Rusman pun memberikan contoh perilaku ringan yang merupakan penerapan dari HAM itu sendiri. “Mengantre merupakan salah satu contoh sehari-hari yang sering kita lakukan, dengan mengantre kita menghargai hak orang lain yang sudah datang lebih awal dari kita” terangnya sembari memberikan beberapa foto jejeran orang yang sedang mengantre di tangga dan untuk masuk ke dalam kereta.

Pemaparan materi dari dua penyuluh Komnas HAM kali ini menarik perhatian siswa-siswi yang hadir, terlihat dari banyaknya pertanyaan yang dilayangkan oleh para siswa. Beberapa diantaranya meliputi tata pelaksanaan dan penegakan hak asasi manusia di Indonesia, serta yang akan dilakukan oleh Komnas HAM ketika ketika pemerintah melanggar aturan HAM.
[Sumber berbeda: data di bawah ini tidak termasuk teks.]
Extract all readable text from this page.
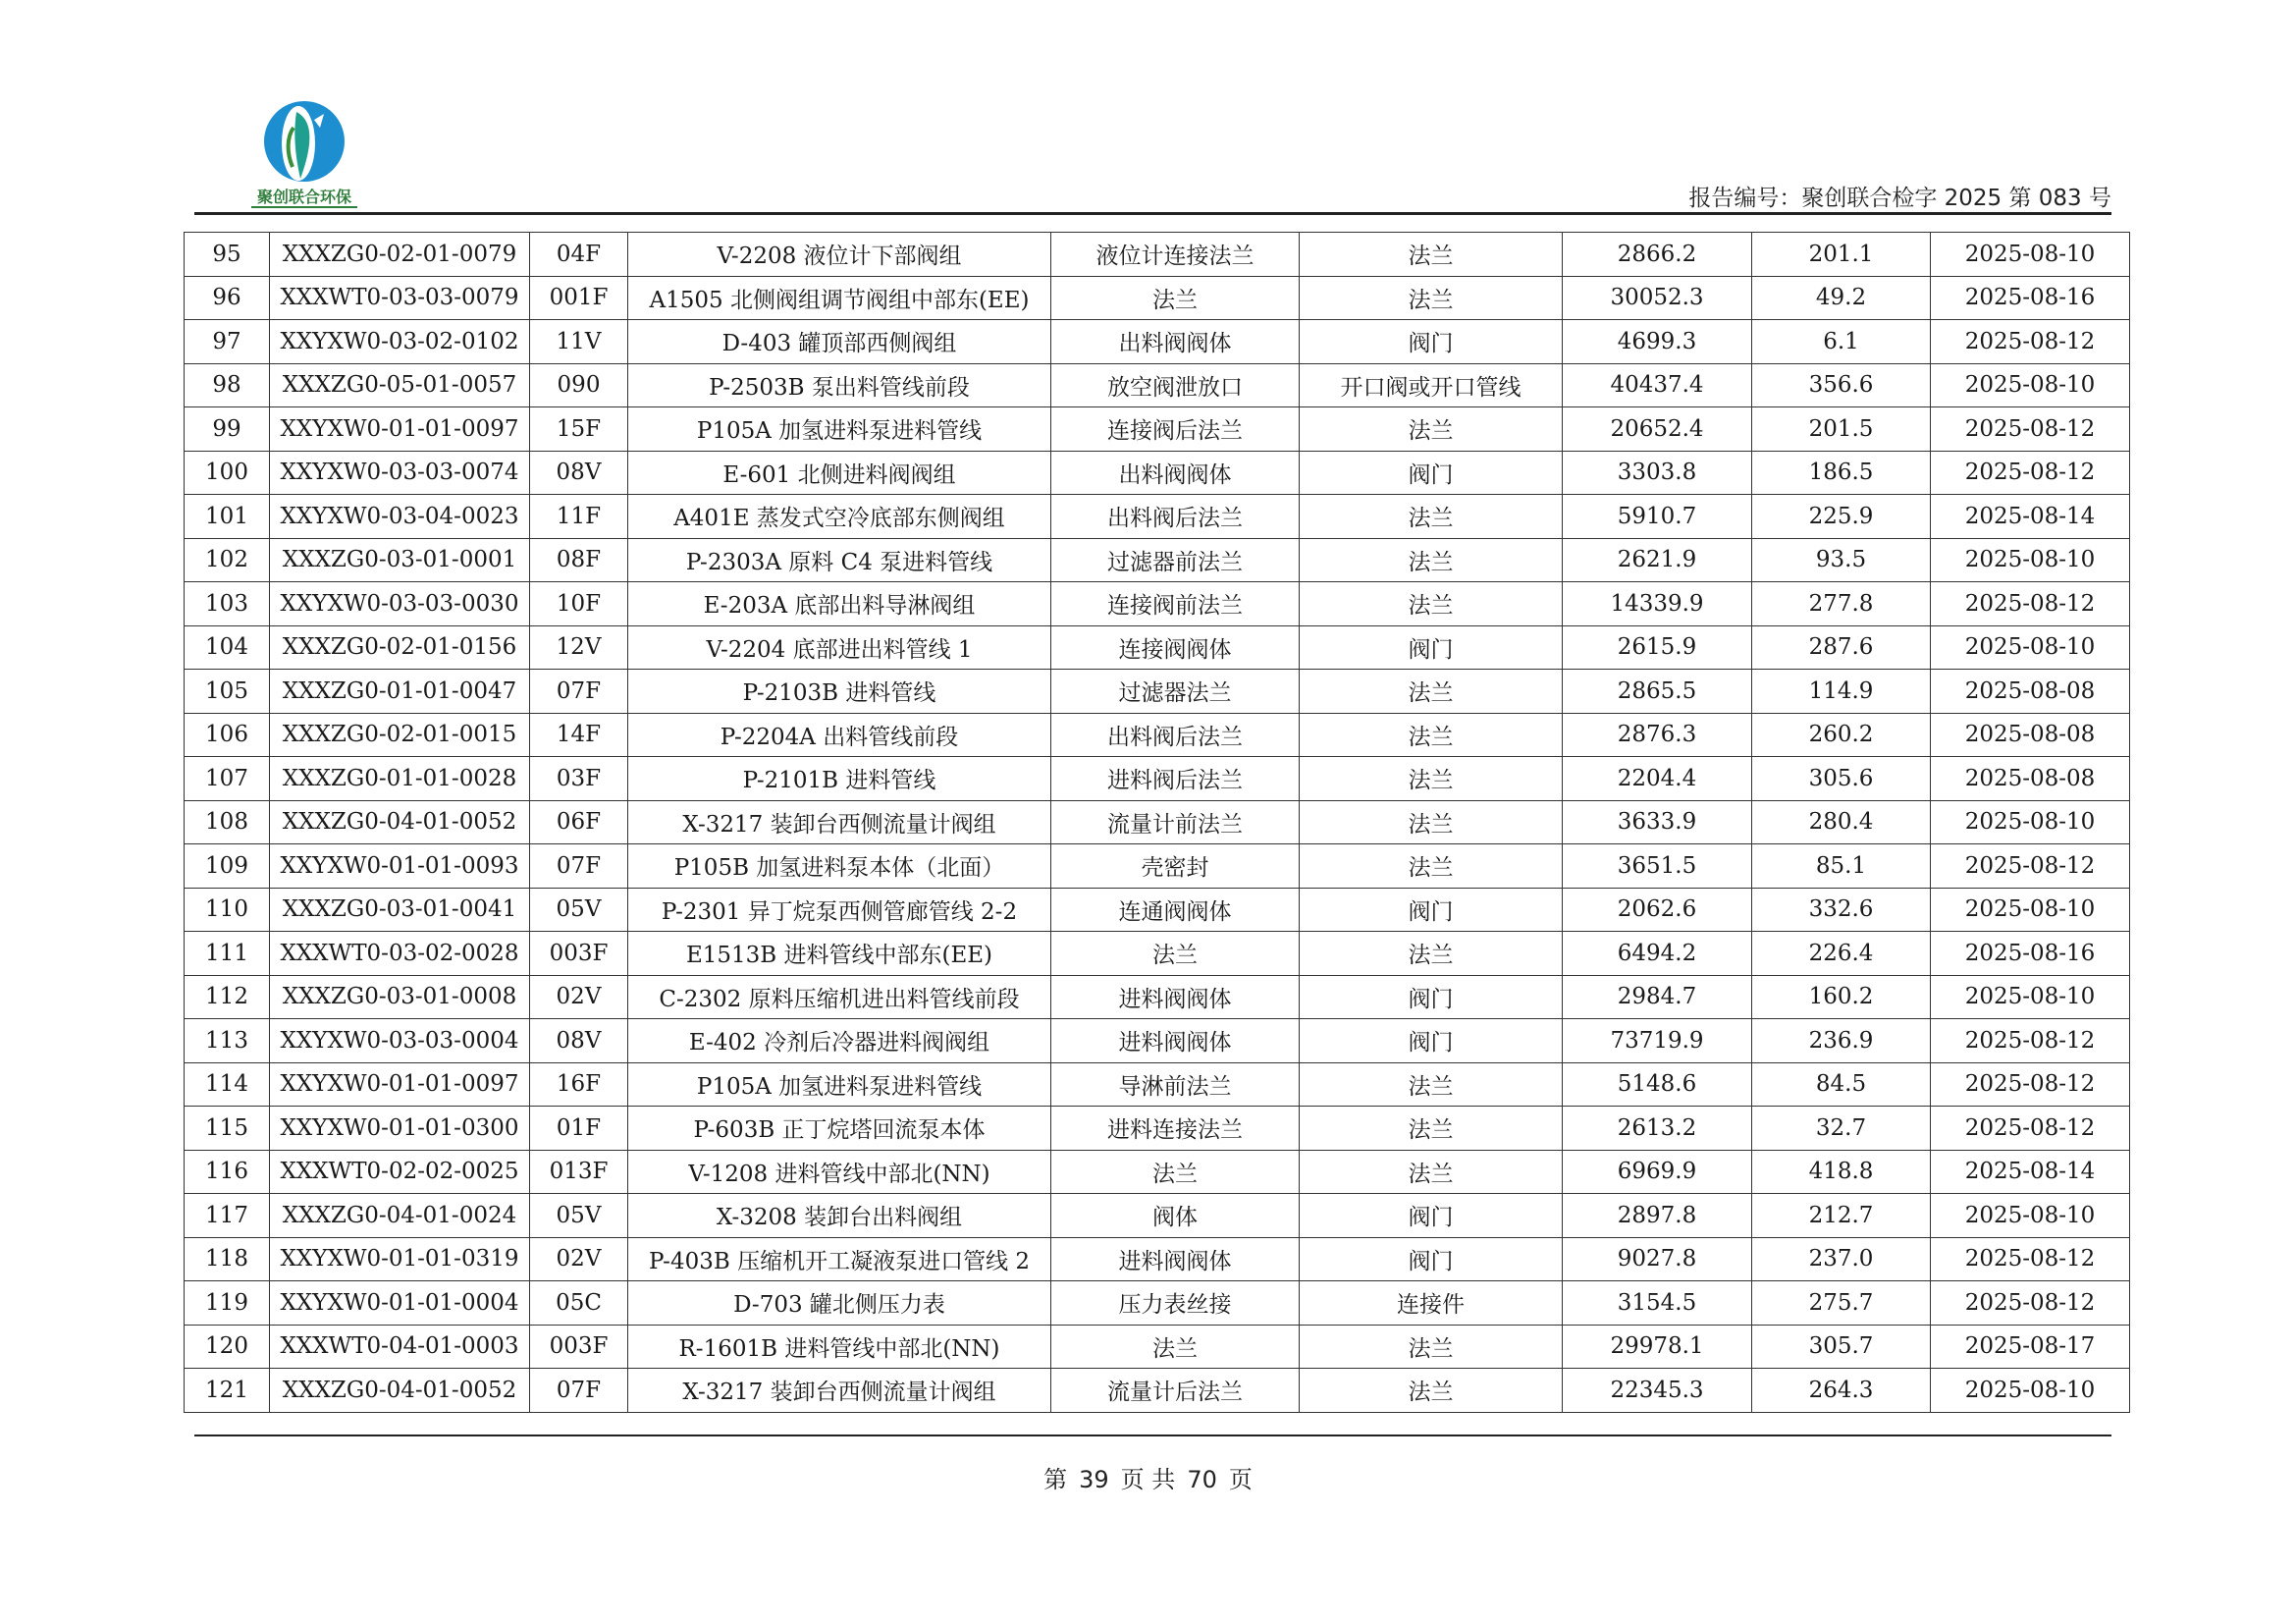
聚创联合环保	报告编号：聚创联合检字 2025 第 083 号
95	XXXZG0-02-01-0079	04F	V-2208 液位计下部阀组	液位计连接法兰	法兰	2866.2	201.1	2025-08-10
96	XXXWT0-03-03-0079	001F	A1505 北侧阀组调节阀组中部东(EE)	法兰	法兰	30052.3	49.2	2025-08-16
97	XXYXW0-03-02-0102	11V	D-403 罐顶部西侧阀组	出料阀阀体	阀门	4699.3	6.1	2025-08-12
98	XXXZG0-05-01-0057	090	P-2503B 泵出料管线前段	放空阀泄放口	开口阀或开口管线	40437.4	356.6	2025-08-10
99	XXYXW0-01-01-0097	15F	P105A 加氢进料泵进料管线	连接阀后法兰	法兰	20652.4	201.5	2025-08-12
100	XXYXW0-03-03-0074	08V	E-601 北侧进料阀阀组	出料阀阀体	阀门	3303.8	186.5	2025-08-12
101	XXYXW0-03-04-0023	11F	A401E 蒸发式空冷底部东侧阀组	出料阀后法兰	法兰	5910.7	225.9	2025-08-14
102	XXXZG0-03-01-0001	08F	P-2303A 原料 C4 泵进料管线	过滤器前法兰	法兰	2621.9	93.5	2025-08-10
103	XXYXW0-03-03-0030	10F	E-203A 底部出料导淋阀组	连接阀前法兰	法兰	14339.9	277.8	2025-08-12
104	XXXZG0-02-01-0156	12V	V-2204 底部进出料管线 1	连接阀阀体	阀门	2615.9	287.6	2025-08-10
105	XXXZG0-01-01-0047	07F	P-2103B 进料管线	过滤器法兰	法兰	2865.5	114.9	2025-08-08
106	XXXZG0-02-01-0015	14F	P-2204A 出料管线前段	出料阀后法兰	法兰	2876.3	260.2	2025-08-08
107	XXXZG0-01-01-0028	03F	P-2101B 进料管线	进料阀后法兰	法兰	2204.4	305.6	2025-08-08
108	XXXZG0-04-01-0052	06F	X-3217 装卸台西侧流量计阀组	流量计前法兰	法兰	3633.9	280.4	2025-08-10
109	XXYXW0-01-01-0093	07F	P105B 加氢进料泵本体（北面）	壳密封	法兰	3651.5	85.1	2025-08-12
110	XXXZG0-03-01-0041	05V	P-2301 异丁烷泵西侧管廊管线 2-2	连通阀阀体	阀门	2062.6	332.6	2025-08-10
111	XXXWT0-03-02-0028	003F	E1513B 进料管线中部东(EE)	法兰	法兰	6494.2	226.4	2025-08-16
112	XXXZG0-03-01-0008	02V	C-2302 原料压缩机进出料管线前段	进料阀阀体	阀门	2984.7	160.2	2025-08-10
113	XXYXW0-03-03-0004	08V	E-402 冷剂后冷器进料阀阀组	进料阀阀体	阀门	73719.9	236.9	2025-08-12
114	XXYXW0-01-01-0097	16F	P105A 加氢进料泵进料管线	导淋前法兰	法兰	5148.6	84.5	2025-08-12
115	XXYXW0-01-01-0300	01F	P-603B 正丁烷塔回流泵本体	进料连接法兰	法兰	2613.2	32.7	2025-08-12
116	XXXWT0-02-02-0025	013F	V-1208 进料管线中部北(NN)	法兰	法兰	6969.9	418.8	2025-08-14
117	XXXZG0-04-01-0024	05V	X-3208 装卸台出料阀组	阀体	阀门	2897.8	212.7	2025-08-10
118	XXYXW0-01-01-0319	02V	P-403B 压缩机开工凝液泵进口管线 2	进料阀阀体	阀门	9027.8	237.0	2025-08-12
119	XXYXW0-01-01-0004	05C	D-703 罐北侧压力表	压力表丝接	连接件	3154.5	275.7	2025-08-12
120	XXXWT0-04-01-0003	003F	R-1601B 进料管线中部北(NN)	法兰	法兰	29978.1	305.7	2025-08-17
121	XXXZG0-04-01-0052	07F	X-3217 装卸台西侧流量计阀组	流量计后法兰	法兰	22345.3	264.3	2025-08-10
第 39 页 共 70 页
Menanggapi pertanyaan dari beberapa siswa tersebut, Rusman menyampaikan bahwa Komnas HAM dapat memberikan rekomendasi yang bertujuan untuk memenuhi hak rakyat oleh pemerintah.
 
“Untuk penegakan HAM di Indonesia, seperti contoh ada beberapa kasus yang bukan pelanggaran HAM yang berat itu dapat segera direspon dan ditindak lanjuti oleh para pihak yang kemudian diadukan ke Komnas HAM. Sedangkan kenapa kasus pelanggaran HAM yang berat susah diusut? Karena memang banyak sekali melibatkan faktor-faktor aktor politik dan semacamnya. Untuk pemerintah yang melanggar ham dan ditindaklanjutnya bagaimana? Seperti contoh ada sekolah yang sudah mau roboh, dan dibiarkan begitu saja. Komnas HAM bisa memanggil semua pihak yang berkepentingan dengan itu, kemudian kita musyawarahkan dan kita berikan rekomendasi agar sekolah tersebut dapat segera dibangun,hal tersebut adalah cara untuk memenuhi hak rakyat oleh pemerintah,” jawab Rusman.

Sebagai penutup, salah satu siswa turut menyampaikan hal konkret yang dapat Ia lakukan di Sekolah setelah mendapatkan pemaparan mengenai hak asasi manusia dari Komnas HAM, yakni dirinya mengaku tidak akan mengusik atau membully teman-teman sekolahnya. 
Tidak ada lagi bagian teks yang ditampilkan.